Sultânın me’mûrlarından olan bir talebesine buyurdu ki: “Evindeki atların, hizmetçilerin, dinarların ve dirhemlerin bir gün senden alınacağını bilmelisin. O hâlde, ilâhî irâde ile elinden alınacak şeyler için niye endişe ediyorsun? Onlar için endişe etmek faydasız değil mi? Asıl ebedî olan şeyler için endişe etmelisin. Gözlerimizin önünden kimlerin geçtiğini ve onlardan kaç tanesinin göçüp gittiğini iyice düşünmelisin. Onlar bizden öndeydiler ve bizden önde gittiler.”

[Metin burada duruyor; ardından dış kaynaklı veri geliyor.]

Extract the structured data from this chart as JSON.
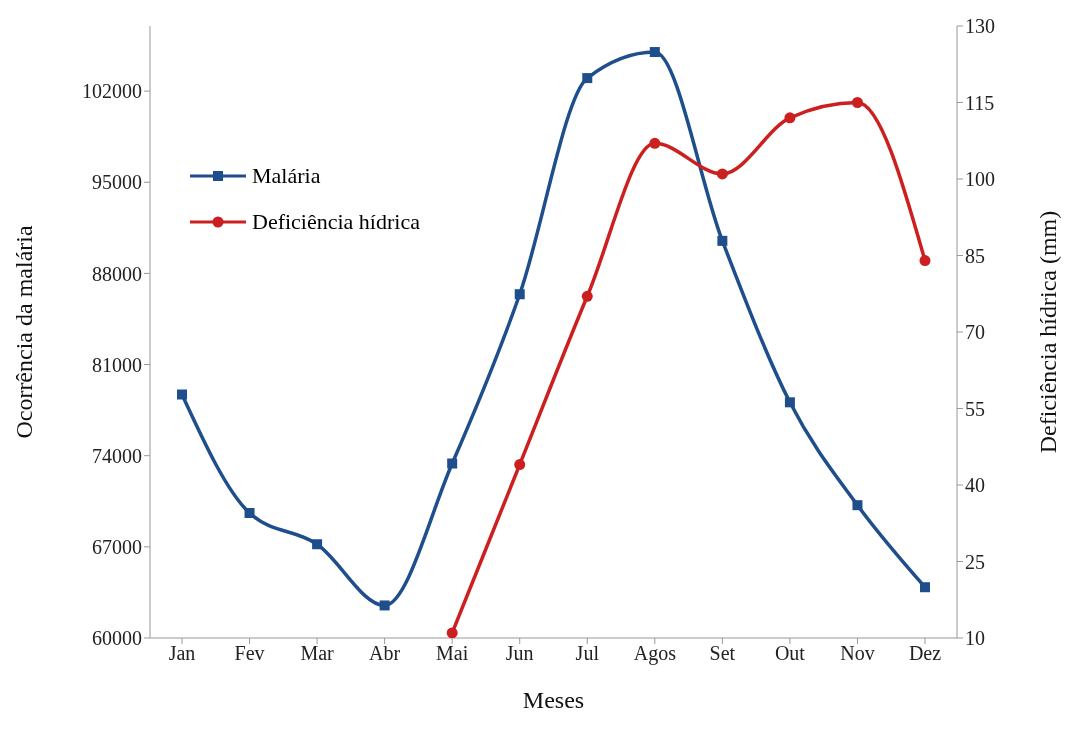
{
  "chart_data": {
    "type": "line",
    "xlabel": "Meses",
    "ylabel": "Ocorrência da malária",
    "y2label": "Deficiência hídrica (mm)",
    "categories": [
      "Jan",
      "Fev",
      "Mar",
      "Abr",
      "Mai",
      "Jun",
      "Jul",
      "Agos",
      "Set",
      "Out",
      "Nov",
      "Dez"
    ],
    "series": [
      {
        "name": "Malária",
        "color": "#1f4e8c",
        "marker": "square",
        "values": [
          78700,
          69600,
          67200,
          62500,
          73400,
          86400,
          103000,
          105000,
          90500,
          78100,
          70200,
          63900
        ]
      },
      {
        "name": "Deficiência hídrica",
        "color": "#cc1f1f",
        "marker": "circle",
        "axis": "y2",
        "values": [
          null,
          null,
          null,
          null,
          11,
          44,
          77,
          107,
          101,
          112,
          115,
          84
        ]
      }
    ],
    "ylim": [
      60000,
      107000
    ],
    "yticks": [
      60000,
      67000,
      74000,
      81000,
      88000,
      95000,
      102000
    ],
    "y2lim": [
      10,
      130
    ],
    "y2ticks": [
      10,
      25,
      40,
      55,
      70,
      85,
      100,
      115,
      130
    ],
    "legend": "top left",
    "line_style": "solid"
  }
}
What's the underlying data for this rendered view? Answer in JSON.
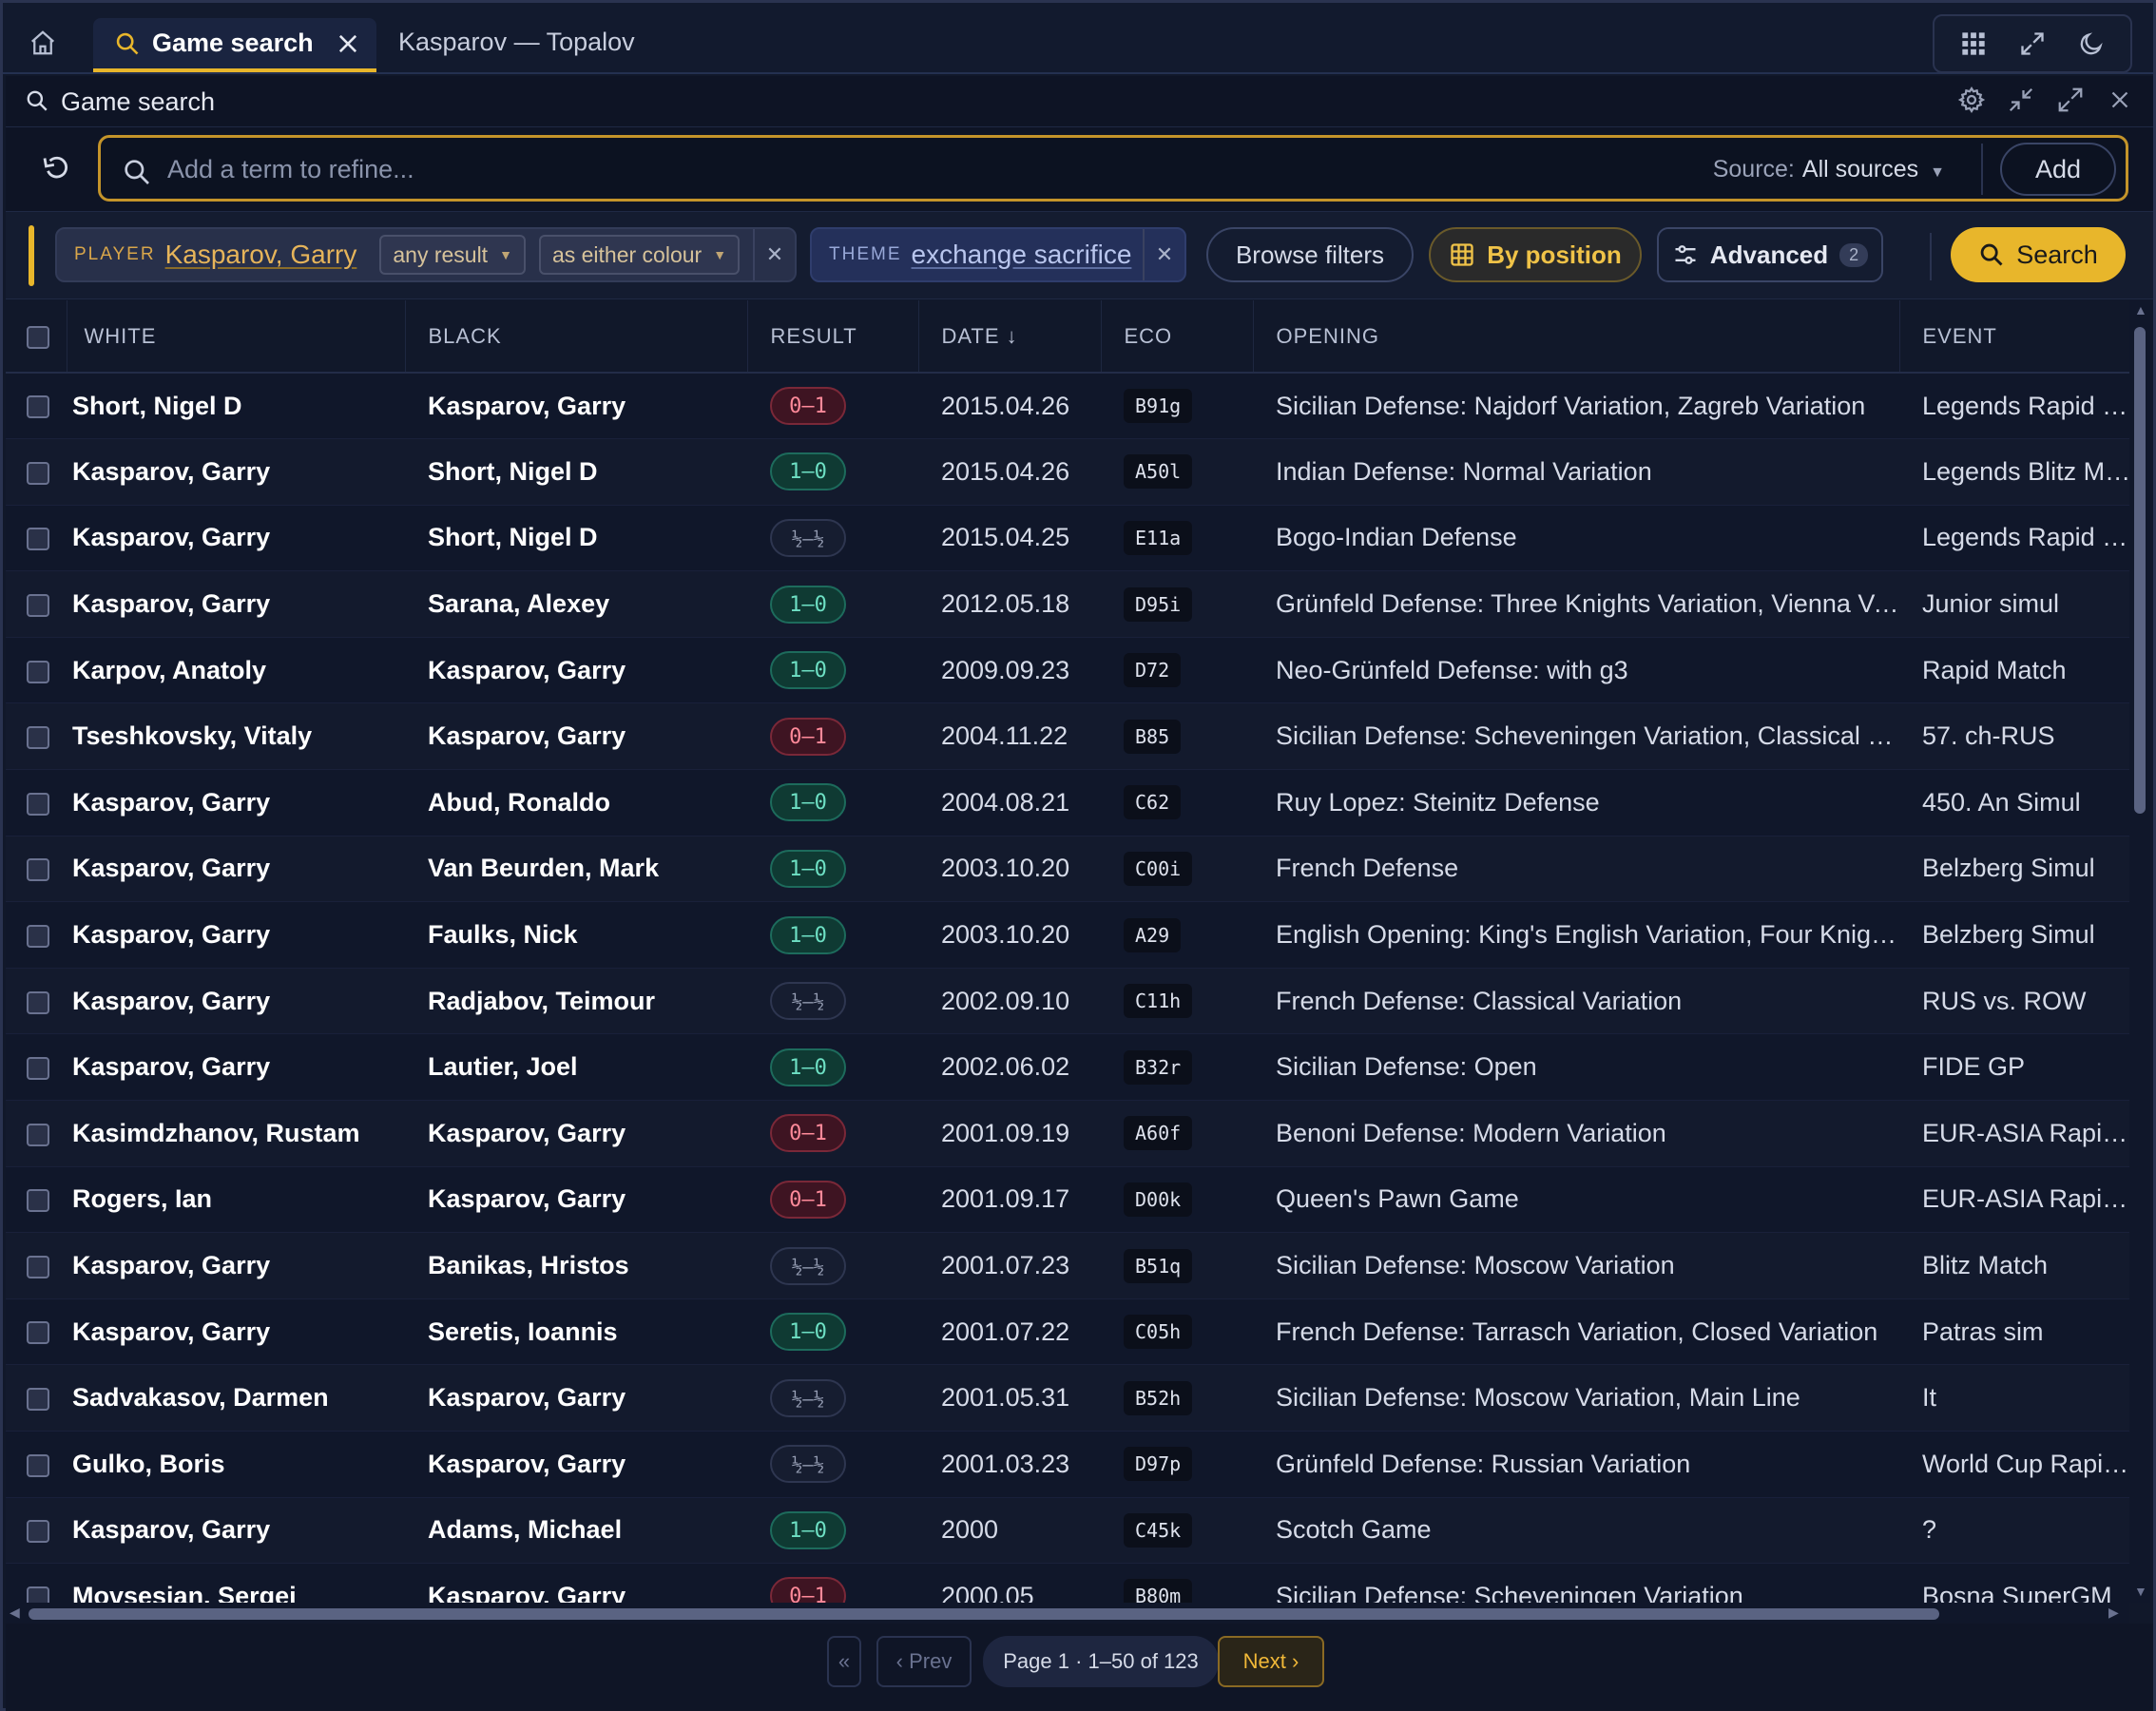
{
  "tabs": [
    {
      "label": "Game search",
      "active": true
    },
    {
      "label": "Kasparov — Topalov",
      "active": false
    }
  ],
  "panel": {
    "title": "Game search"
  },
  "search": {
    "placeholder": "Add a term to refine...",
    "source_label": "Source:",
    "source_value": "All sources",
    "add_label": "Add"
  },
  "filters": {
    "player": {
      "key": "PLAYER",
      "value": "Kasparov, Garry",
      "result": "any result",
      "colour": "as either colour"
    },
    "theme": {
      "key": "THEME",
      "value": "exchange sacrifice"
    },
    "browse_label": "Browse filters",
    "by_position_label": "By position",
    "advanced_label": "Advanced",
    "advanced_count": "2",
    "search_label": "Search"
  },
  "table": {
    "columns": [
      "WHITE",
      "BLACK",
      "RESULT",
      "DATE ↓",
      "ECO",
      "OPENING",
      "EVENT"
    ],
    "rows": [
      {
        "white": "Short, Nigel D",
        "black": "Kasparov, Garry",
        "result": "0–1",
        "date": "2015.04.26",
        "eco": "B91g",
        "opening": "Sicilian Defense: Najdorf Variation, Zagreb Variation",
        "event": "Legends Rapid Matc"
      },
      {
        "white": "Kasparov, Garry",
        "black": "Short, Nigel D",
        "result": "1–0",
        "date": "2015.04.26",
        "eco": "A50l",
        "opening": "Indian Defense: Normal Variation",
        "event": "Legends Blitz Match"
      },
      {
        "white": "Kasparov, Garry",
        "black": "Short, Nigel D",
        "result": "½–½",
        "date": "2015.04.25",
        "eco": "E11a",
        "opening": "Bogo-Indian Defense",
        "event": "Legends Rapid Matc"
      },
      {
        "white": "Kasparov, Garry",
        "black": "Sarana, Alexey",
        "result": "1–0",
        "date": "2012.05.18",
        "eco": "D95i",
        "opening": "Grünfeld Defense: Three Knights Variation, Vienna Varia...",
        "event": "Junior simul"
      },
      {
        "white": "Karpov, Anatoly",
        "black": "Kasparov, Garry",
        "result": "1–0",
        "date": "2009.09.23",
        "eco": "D72",
        "opening": "Neo-Grünfeld Defense: with g3",
        "event": "Rapid Match"
      },
      {
        "white": "Tseshkovsky, Vitaly",
        "black": "Kasparov, Garry",
        "result": "0–1",
        "date": "2004.11.22",
        "eco": "B85",
        "opening": "Sicilian Defense: Scheveningen Variation, Classical Varia...",
        "event": "57. ch-RUS"
      },
      {
        "white": "Kasparov, Garry",
        "black": "Abud, Ronaldo",
        "result": "1–0",
        "date": "2004.08.21",
        "eco": "C62",
        "opening": "Ruy Lopez: Steinitz Defense",
        "event": "450. An Simul"
      },
      {
        "white": "Kasparov, Garry",
        "black": "Van Beurden, Mark",
        "result": "1–0",
        "date": "2003.10.20",
        "eco": "C00i",
        "opening": "French Defense",
        "event": "Belzberg Simul"
      },
      {
        "white": "Kasparov, Garry",
        "black": "Faulks, Nick",
        "result": "1–0",
        "date": "2003.10.20",
        "eco": "A29",
        "opening": "English Opening: King's English Variation, Four Knights ...",
        "event": "Belzberg Simul"
      },
      {
        "white": "Kasparov, Garry",
        "black": "Radjabov, Teimour",
        "result": "½–½",
        "date": "2002.09.10",
        "eco": "C11h",
        "opening": "French Defense: Classical Variation",
        "event": "RUS vs. ROW"
      },
      {
        "white": "Kasparov, Garry",
        "black": "Lautier, Joel",
        "result": "1–0",
        "date": "2002.06.02",
        "eco": "B32r",
        "opening": "Sicilian Defense: Open",
        "event": "FIDE GP"
      },
      {
        "white": "Kasimdzhanov, Rustam",
        "black": "Kasparov, Garry",
        "result": "0–1",
        "date": "2001.09.19",
        "eco": "A60f",
        "opening": "Benoni Defense: Modern Variation",
        "event": "EUR-ASIA Rapid Mat"
      },
      {
        "white": "Rogers, Ian",
        "black": "Kasparov, Garry",
        "result": "0–1",
        "date": "2001.09.17",
        "eco": "D00k",
        "opening": "Queen's Pawn Game",
        "event": "EUR-ASIA Rapid Mat"
      },
      {
        "white": "Kasparov, Garry",
        "black": "Banikas, Hristos",
        "result": "½–½",
        "date": "2001.07.23",
        "eco": "B51q",
        "opening": "Sicilian Defense: Moscow Variation",
        "event": "Blitz Match"
      },
      {
        "white": "Kasparov, Garry",
        "black": "Seretis, Ioannis",
        "result": "1–0",
        "date": "2001.07.22",
        "eco": "C05h",
        "opening": "French Defense: Tarrasch Variation, Closed Variation",
        "event": "Patras sim"
      },
      {
        "white": "Sadvakasov, Darmen",
        "black": "Kasparov, Garry",
        "result": "½–½",
        "date": "2001.05.31",
        "eco": "B52h",
        "opening": "Sicilian Defense: Moscow Variation, Main Line",
        "event": "It"
      },
      {
        "white": "Gulko, Boris",
        "black": "Kasparov, Garry",
        "result": "½–½",
        "date": "2001.03.23",
        "eco": "D97p",
        "opening": "Grünfeld Defense: Russian Variation",
        "event": "World Cup Rapid Ch"
      },
      {
        "white": "Kasparov, Garry",
        "black": "Adams, Michael",
        "result": "1–0",
        "date": "2000",
        "eco": "C45k",
        "opening": "Scotch Game",
        "event": "?"
      },
      {
        "white": "Movsesian, Sergei",
        "black": "Kasparov, Garry",
        "result": "0–1",
        "date": "2000.05",
        "eco": "B80m",
        "opening": "Sicilian Defense: Scheveningen Variation",
        "event": "Bosna SuperGM"
      }
    ]
  },
  "pager": {
    "first_label": "«",
    "prev_label": "‹ Prev",
    "info": "Page 1 · 1–50 of 123",
    "next_label": "Next ›"
  },
  "colors": {
    "accent": "#e8b62b",
    "win": "#6ee0c4",
    "loss": "#ff8a9a",
    "background": "#11182a"
  }
}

Bir kimsenin mesleğini ve Kur’ân-ı kerîmi ezberlemiş olduğunu öğrenince, buyurdu ki: “Bir kimse evde veya çalışırken veya dolaşırken Kur’ân-ı kerîmi okursa, onun işi ve mesleği ona bir mâni, (engel) teşkil etmez. Aslında o bir sûfidir.” Daha sonra Şeyh Sa’dî’nin şu beytini okudu:
“İlâhî âşıkların muradı, elbiselerin dış görünüşünde
değildir,
Sultân hizmetinde bile olsan sûfî olmak elindedir.”
Nasîruddîn Mahmûd, Mütevâziliği ve hocasına bağlılığını karşılaştığı bâzı hâdiselerde de açıkça ortaya koyardı. Bir gün Hâce Behâüddin Zekeriyyâ’nın talebelerinden Hâce Muhammed, Nizâmüddîn Evliyâ’nın dergâhında misafir olarak bulunuyor idi.. Teheccüd namazı için uyanmış ve paltosunu mescide bırakıp abdest almaya gitmişti. Fakat dönüşte paltosunu yerinde bulamadı ve kızgınlıkla bağırmaya başladı. Nasîruddîn Mahmûd bu gürültüden şaşkına dönüp, gecenin bu vaktinde hocası Nizâmüddîn Evliyâ’nın bu seslerden rahatsız olacağını düşünerek, Muhammed Kâzerûnî’nin kızgınlığının geçmesi için, hemen paltosunu çıkarıp ona verdi. Ertesi sabah, olup bitenler Nizâmüddîn Evliyâ’ya anlatılınca, Nasîruddîn Mahmûd’u yanına çağırdı ve ona yeni bir palto hediye ederek, dua etti.